Katrin Hussmann Schroll, the University of Maryland law school’s assistant dean for admissions, says many applicants cited in their essays the legal fight ignited by the Trump immigration policies as a reason they wanted to attend law school.
Getting a better grasp of immigration law at a time when such issues are making headlines is driving interest at a basic level. “But the major motivation for students is to learn something that they can translate into helping immigrants and refugees who are affected by the president’s executive orders and policies,” says Gordon, an expert on immigration and labor law.
That eagerness to get involved surfaced immediately after Trump signed executive orders on immigration and security policy after his inauguration in January. Law school students nationwide packed town hall-style meetings and forums to grapple with the implications of the new restrictions.
The law school community also was on the front lines assisting travelers from affected countries at U.S. airports when the travel ban was imposed. Those efforts included providing free legal counsel, monitoring the actions of customs officials, and demonstrating against the ban.
“That Friday [when the travel ban took effect], my phone was just blowing up with emails and texts from lawyers throughout the U.S. who were going to airports to assist people who were trying to get in and being blocked,” says Holly Cooper, co-director of the Immigration Law Clinic at the University of California at Davis School of Law.

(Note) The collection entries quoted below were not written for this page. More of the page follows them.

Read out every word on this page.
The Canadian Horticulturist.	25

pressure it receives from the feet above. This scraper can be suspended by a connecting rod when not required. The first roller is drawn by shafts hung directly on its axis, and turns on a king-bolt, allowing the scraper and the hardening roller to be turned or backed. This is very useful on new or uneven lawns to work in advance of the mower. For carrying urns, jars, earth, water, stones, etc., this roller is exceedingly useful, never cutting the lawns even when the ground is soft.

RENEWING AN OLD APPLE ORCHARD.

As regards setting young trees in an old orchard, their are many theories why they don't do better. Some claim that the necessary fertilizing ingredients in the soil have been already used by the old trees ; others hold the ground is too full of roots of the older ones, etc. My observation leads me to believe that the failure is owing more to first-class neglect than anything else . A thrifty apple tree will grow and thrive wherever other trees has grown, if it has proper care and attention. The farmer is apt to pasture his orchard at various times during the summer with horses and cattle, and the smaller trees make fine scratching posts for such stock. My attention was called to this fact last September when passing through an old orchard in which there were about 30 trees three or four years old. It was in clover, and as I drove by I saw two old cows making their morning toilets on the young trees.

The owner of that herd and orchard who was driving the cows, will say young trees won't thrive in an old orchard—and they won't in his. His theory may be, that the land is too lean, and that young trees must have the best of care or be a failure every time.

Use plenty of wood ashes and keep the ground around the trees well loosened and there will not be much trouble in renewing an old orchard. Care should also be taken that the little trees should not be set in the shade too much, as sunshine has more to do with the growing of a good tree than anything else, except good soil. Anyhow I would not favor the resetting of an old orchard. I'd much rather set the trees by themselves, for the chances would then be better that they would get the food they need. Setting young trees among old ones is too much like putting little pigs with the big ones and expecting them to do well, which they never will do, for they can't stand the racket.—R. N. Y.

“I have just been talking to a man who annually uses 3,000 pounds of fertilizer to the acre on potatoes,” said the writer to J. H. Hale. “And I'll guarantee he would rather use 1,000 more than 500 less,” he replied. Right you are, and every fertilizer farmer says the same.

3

In the ensuing days, the clinic would help identify people threatened with deportation, prepare emergency motions, and aid in negotiations with customs officials.
“That’s where the clinic’s skills in federal litigation were really helpful,” says Cooper, noting that UC Davis has one of the few immigration law clinics in the country that handles deportation cases in federal court.
The 20 students in the clinic also can get experience arguing cases before the 9th U.S. Circuit Court of Appeals at San Francisco. Several assisted in a high-profile case in which the 9th Circuit ruled in July that undocumented immigrant children detained by federal authorities have the right to a hearing to determine whether they should remain confined.
This article appeared in the November 2017 issue of the ABA Journal with the headline “Immigrant Class: Student interest in immigration law rises with recent political developments."